Hypoxia-specific drug tirapazamine does not abrogate hypoxic tumor cells in combination therapy with irinotecan and methylselenocysteine in well-differentiated human head and neck squamous cell carcinoma a253 xenografts.

Well-differentiated hypoxic regions in head and neck squamous cell carcinoma like in A253 xenografts are avascular and, therefore, hinder drug delivery leading to drug resistance and tumor regrowth. Methylselenocysteine (MSC, 0.2 mg/mouse per day per oral for 35 days starting 7 days before the first irinotecan (CPT-11)) has been found to increase efficacy of a wide variety of chemotherapeutic agents including CPT-11 (100 mg/kg per week x 4 intravenously). Whereas CPT-11 leads to a 10% complete response (CR) in A253 xenografts, the combination of MSC and CPT-11 increased the CR to 70%. Surviving tumors were found to consist largely of avascular hypoxic regions. Here, we investigated the combination of tirapazamine (TPZ, 70 mg/kg per week intraperitoneal x 4 administered 3 or 72 hours before CPT-11), a bioreductive drug in clinical trial with selective toxicity for hypoxic cells, with MSC and CPT-11 in further enhancing the cure rates.

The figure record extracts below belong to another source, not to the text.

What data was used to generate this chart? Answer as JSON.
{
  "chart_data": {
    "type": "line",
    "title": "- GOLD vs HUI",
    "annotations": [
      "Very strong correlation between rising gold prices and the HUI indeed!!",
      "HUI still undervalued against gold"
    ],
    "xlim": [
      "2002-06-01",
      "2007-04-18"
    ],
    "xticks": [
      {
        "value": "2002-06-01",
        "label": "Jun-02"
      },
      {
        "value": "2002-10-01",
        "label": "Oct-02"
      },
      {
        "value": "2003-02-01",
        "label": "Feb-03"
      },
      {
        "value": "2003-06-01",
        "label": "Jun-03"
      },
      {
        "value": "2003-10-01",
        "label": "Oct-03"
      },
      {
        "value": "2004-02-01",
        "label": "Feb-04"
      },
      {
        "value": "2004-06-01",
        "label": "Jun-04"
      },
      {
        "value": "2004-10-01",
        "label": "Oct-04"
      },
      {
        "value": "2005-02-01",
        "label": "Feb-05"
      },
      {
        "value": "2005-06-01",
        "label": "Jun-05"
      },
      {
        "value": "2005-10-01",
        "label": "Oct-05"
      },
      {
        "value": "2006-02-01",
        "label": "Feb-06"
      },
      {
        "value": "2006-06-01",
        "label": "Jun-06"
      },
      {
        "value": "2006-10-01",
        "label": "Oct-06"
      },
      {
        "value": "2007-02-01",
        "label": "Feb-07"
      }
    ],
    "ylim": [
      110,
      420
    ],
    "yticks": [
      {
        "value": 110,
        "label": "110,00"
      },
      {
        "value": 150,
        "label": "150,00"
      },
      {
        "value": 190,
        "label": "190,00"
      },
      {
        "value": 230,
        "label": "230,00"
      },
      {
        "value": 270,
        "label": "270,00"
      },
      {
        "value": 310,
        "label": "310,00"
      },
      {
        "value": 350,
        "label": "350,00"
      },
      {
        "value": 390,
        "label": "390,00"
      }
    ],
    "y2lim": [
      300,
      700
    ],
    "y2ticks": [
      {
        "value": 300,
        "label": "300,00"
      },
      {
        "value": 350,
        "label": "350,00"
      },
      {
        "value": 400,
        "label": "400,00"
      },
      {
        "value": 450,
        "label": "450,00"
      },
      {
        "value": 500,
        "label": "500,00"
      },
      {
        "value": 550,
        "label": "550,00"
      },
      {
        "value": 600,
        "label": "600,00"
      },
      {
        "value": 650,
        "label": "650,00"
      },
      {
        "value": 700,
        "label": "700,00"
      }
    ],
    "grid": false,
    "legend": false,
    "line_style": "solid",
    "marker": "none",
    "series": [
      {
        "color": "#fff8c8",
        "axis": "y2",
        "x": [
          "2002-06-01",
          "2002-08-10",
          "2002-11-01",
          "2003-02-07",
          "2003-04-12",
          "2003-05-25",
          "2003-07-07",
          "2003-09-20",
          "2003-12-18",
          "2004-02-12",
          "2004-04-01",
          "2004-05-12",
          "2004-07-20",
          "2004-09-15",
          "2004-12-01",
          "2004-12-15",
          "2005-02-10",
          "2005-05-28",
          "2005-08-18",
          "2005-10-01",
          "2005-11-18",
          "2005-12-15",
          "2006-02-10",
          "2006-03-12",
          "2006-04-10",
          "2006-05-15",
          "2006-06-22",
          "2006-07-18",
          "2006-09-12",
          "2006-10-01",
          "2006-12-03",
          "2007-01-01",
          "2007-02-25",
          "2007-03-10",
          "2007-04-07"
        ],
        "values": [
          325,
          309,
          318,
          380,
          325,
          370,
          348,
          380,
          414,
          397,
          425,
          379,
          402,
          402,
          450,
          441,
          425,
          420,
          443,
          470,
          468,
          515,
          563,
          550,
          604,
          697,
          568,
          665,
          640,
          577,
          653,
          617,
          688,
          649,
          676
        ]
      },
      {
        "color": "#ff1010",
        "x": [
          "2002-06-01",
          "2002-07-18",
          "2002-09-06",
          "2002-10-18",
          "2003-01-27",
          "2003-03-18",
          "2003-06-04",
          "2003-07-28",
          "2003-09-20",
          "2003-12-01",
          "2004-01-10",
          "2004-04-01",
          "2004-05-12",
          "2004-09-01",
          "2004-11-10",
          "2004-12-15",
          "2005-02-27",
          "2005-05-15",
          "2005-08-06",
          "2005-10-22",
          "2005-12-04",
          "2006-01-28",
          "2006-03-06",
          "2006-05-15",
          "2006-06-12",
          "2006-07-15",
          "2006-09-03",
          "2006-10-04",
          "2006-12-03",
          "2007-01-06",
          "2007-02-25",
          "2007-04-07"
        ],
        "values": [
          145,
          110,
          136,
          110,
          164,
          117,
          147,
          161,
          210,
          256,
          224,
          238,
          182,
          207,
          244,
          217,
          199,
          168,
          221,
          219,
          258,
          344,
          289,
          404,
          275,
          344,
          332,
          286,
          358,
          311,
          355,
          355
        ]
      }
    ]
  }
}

Tumor response, change in tumor hypoxic regions, and DNA damage were monitored in vivo. Tirapazamine administered 3 hours before CPT-11 in combination with MSC + CPT-11 led to a lower tumor burden. Tirapazamine did not increase cure rate beyond that of MSC + CPT-11 combination and was instead found to decrease cures with no evidence of an increased DNA damage or a significant reduction in avascular hypoxic tumor regions. CD31 immunostaining in A253 demonstrated disruption of tumor vessels by TPZ that could lower cytotoxic drug delivery to carbonic anhydrase IX-positive hypoxic tumor cells and may explain at least partially these unexpected results.